Performance in ulteriore calo nel secondo trimestre del 2025 per Natuzzi. Le vendite nette dell’azienda di Santeramo in Colle (BA) sono scese a 78,3 milioni di euro, segnando una diminuzione del 7,2% rispetto agli 84,4 milioni dello stesso periodo dell’anno precedente. La perdita netta è stata pari a 6 milioni di euro, rispetto ai 2,4 milioni di euro registrati un anno fa.
Per quanto riguarda i primi sei mesi dell’anno, il fatturato si è attestato a 156,4 milioni di euro, in diminuzione rispetto ai 168,9 milioni di euro dello stesso periodo del 2024. La perdita netta è stata di 10,1 milioni di euro, contro i 4,1 milioni di euro dello scorso anno.
Intanto il consiglio di amministrazione ha approvato un piano di ristrutturazione che si concentra principalmente sull’hub industriale italiano e su una significativa riduzione dei costi fissi a livello di gruppo. Sono in corso trattative con le istituzioni italiane per affrontare le sfide del mercato del lavoro e garantire la sostenibilità a lungo termine. Il piano di ristrutturazione include anche l’approvazione per rafforzare la struttura patrimoniale del gruppo.
“Il contesto operativo rimane sfidante – ha commentato Pasquale Natuzzi, presidente e CEO ad interim del gruppo – influenzato dall’instabilità geopolitica, da un mercato immobiliare statunitense debole, da un euro in rafforzamento e da tassi di interesse ancora elevati. Questi fattori hanno influenzato la fiducia dei consumatori e rallentato la domanda di beni semi-durevoli. Inoltre, le tensioni commerciali derivanti dai dazi imposti dagli Stati Uniti hanno aumentato l’incertezza, con i distributori e i loro acquirenti che hanno dato priorità alla riduzione delle scorte piuttosto che a nuovi ordini.

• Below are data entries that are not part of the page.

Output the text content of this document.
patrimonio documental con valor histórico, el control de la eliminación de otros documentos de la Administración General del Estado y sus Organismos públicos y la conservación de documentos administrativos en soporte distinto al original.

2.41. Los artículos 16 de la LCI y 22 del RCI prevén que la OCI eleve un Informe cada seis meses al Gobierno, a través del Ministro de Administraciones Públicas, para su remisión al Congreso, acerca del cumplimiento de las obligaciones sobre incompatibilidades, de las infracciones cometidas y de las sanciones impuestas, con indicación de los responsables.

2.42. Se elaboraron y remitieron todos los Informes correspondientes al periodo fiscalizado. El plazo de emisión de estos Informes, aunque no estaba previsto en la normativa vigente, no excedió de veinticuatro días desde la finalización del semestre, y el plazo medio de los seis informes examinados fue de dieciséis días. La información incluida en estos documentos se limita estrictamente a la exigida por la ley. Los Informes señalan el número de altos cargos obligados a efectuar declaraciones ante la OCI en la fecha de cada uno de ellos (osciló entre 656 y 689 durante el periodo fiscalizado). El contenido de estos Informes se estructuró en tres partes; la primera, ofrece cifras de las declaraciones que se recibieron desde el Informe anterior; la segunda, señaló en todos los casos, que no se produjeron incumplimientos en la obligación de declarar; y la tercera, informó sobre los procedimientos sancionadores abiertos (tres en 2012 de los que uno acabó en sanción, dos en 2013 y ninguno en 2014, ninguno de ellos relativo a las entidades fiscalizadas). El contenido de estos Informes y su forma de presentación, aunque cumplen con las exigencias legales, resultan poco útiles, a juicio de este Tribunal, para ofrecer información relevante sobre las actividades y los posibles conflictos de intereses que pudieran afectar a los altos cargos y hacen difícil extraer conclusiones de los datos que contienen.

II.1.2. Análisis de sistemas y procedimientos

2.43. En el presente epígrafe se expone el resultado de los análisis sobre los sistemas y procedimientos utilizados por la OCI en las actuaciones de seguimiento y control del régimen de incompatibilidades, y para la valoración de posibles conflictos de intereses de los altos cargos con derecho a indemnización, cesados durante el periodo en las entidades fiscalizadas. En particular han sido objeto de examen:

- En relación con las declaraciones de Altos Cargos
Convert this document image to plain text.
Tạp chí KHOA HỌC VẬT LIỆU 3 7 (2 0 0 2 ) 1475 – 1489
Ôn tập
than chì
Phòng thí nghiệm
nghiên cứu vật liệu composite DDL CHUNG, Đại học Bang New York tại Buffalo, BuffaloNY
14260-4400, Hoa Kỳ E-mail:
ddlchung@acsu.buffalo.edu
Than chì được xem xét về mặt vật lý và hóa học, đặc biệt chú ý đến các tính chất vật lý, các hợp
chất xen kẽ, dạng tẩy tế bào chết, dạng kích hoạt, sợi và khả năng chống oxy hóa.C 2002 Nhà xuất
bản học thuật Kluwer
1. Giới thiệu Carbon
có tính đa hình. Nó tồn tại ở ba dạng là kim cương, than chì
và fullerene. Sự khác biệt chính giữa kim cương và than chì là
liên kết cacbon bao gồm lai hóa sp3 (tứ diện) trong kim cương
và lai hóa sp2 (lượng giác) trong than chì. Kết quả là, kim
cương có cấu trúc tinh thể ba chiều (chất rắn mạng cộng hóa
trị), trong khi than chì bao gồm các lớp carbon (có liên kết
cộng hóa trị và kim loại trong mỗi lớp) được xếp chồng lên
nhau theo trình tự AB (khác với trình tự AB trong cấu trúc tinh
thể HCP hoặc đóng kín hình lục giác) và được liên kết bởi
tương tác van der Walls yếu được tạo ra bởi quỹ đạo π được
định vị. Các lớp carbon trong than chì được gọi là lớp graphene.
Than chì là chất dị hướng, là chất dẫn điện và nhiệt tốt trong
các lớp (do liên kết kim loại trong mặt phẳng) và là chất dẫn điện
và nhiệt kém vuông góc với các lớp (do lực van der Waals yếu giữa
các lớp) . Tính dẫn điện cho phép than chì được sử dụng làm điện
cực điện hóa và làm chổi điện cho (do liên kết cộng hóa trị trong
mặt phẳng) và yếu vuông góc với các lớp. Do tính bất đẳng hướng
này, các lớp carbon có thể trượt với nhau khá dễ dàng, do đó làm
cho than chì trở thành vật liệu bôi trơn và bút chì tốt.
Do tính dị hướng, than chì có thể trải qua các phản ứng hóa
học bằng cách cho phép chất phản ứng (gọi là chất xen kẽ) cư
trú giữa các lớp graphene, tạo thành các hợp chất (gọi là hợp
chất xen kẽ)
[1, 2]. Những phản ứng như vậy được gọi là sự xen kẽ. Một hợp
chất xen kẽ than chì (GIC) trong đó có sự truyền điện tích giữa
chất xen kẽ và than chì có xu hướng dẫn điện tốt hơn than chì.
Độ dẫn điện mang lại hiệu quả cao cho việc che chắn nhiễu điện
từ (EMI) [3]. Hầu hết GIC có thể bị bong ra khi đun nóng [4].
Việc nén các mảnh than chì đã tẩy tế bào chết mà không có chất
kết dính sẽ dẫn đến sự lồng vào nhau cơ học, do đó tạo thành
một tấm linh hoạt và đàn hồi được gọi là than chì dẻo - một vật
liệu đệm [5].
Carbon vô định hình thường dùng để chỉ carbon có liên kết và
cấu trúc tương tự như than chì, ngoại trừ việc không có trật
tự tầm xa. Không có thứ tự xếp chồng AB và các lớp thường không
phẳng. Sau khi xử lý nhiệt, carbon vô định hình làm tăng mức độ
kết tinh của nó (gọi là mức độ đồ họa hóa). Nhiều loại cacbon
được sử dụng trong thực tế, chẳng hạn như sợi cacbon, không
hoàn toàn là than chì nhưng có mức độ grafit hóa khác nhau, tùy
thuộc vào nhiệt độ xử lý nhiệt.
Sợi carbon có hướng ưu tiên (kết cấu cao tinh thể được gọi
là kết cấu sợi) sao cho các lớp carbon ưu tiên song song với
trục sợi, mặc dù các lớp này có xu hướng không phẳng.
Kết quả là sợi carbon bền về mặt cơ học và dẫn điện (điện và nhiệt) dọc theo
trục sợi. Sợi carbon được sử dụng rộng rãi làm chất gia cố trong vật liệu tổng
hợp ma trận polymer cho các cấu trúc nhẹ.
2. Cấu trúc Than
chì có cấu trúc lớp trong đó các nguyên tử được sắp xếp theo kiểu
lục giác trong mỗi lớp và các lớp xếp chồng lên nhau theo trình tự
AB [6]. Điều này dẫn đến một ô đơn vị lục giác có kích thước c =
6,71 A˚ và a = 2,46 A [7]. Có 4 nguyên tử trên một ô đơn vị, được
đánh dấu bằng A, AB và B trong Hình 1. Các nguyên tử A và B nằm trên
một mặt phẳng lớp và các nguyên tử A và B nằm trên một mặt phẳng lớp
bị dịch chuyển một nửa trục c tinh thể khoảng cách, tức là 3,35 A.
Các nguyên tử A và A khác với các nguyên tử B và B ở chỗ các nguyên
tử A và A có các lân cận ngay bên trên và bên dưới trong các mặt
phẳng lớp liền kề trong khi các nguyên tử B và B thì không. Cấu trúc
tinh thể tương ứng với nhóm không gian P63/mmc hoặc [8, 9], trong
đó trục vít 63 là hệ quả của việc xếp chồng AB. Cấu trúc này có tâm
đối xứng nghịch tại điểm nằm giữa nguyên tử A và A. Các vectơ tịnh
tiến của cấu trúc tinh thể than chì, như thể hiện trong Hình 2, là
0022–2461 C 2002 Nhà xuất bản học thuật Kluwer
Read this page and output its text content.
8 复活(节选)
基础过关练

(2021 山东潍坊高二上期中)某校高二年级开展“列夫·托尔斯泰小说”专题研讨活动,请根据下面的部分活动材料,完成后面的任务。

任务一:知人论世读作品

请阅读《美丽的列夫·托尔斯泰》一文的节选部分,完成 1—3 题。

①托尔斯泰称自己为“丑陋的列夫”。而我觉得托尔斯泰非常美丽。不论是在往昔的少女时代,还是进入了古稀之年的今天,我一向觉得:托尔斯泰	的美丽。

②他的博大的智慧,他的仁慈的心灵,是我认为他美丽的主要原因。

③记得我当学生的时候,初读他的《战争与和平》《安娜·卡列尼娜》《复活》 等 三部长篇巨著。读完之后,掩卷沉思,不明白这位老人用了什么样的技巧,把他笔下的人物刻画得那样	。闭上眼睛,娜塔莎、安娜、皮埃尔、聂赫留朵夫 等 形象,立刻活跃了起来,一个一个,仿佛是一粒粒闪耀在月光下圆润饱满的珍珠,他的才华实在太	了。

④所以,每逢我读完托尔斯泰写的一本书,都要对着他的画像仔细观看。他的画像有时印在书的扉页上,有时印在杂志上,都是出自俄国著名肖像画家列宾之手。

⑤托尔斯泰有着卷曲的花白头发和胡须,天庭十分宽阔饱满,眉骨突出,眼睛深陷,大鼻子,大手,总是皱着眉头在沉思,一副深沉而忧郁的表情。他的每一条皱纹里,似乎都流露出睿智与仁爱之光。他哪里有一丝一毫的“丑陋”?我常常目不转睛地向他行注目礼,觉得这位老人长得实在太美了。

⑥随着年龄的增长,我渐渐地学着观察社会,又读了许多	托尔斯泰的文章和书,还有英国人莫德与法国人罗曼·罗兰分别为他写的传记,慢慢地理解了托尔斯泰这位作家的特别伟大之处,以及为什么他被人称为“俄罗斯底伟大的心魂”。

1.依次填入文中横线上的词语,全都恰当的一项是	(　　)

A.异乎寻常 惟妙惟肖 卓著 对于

Di conseguenza, le vendite consolidate per il primo semestre non hanno soddisfatto le nostre aspettative, rendendo più difficile assorbire i costi fissi e proteggere i margini”.
In particolare il piano di ristrutturazione, mirato a ripristinare efficienza e redditività in tutto il gruppo, prevede una significativa riduzione dei costi fissi; una maggiore flessibilità nella capacità produttiva; la cessione di alcuni asset non strategici in Italia; l’esternalizzazione di attività a basso valore aggiunto; una revisione della struttura del capitale e l’adozione di misure di rafforzamento del capitale.
Nel breve termine, si legge in una nota dell’azienda: “la società si impegna a mantenere un rigoroso controllo sui flussi di cassa e sui costi, con particolare attenzione alla gestione del capitale circolante. Nonostante le incertezze, i pilastri della strategia commerciale rimangono invariati, con investimenti in innovazione, design, marketing ed esperienza del cliente che stanno dando buoni risultati. La divisione Trade & contract offre opportunità di crescita, con nuovi progetti a Dubai e Gerusalemme. La strategia di distribuzione continua con l’ottimizzazione della rete e la ristrutturazione di negozi. La nomina di nuovi responsabili commerciali in Nord America e Regno Unito segna progressi importanti. Inoltre, è in corso la ricerca di un nuovo CEO e l’azionista ha garantito una linea di credito fino a 15 milioni per supportare la ristrutturazione e la stabilità finanziaria”.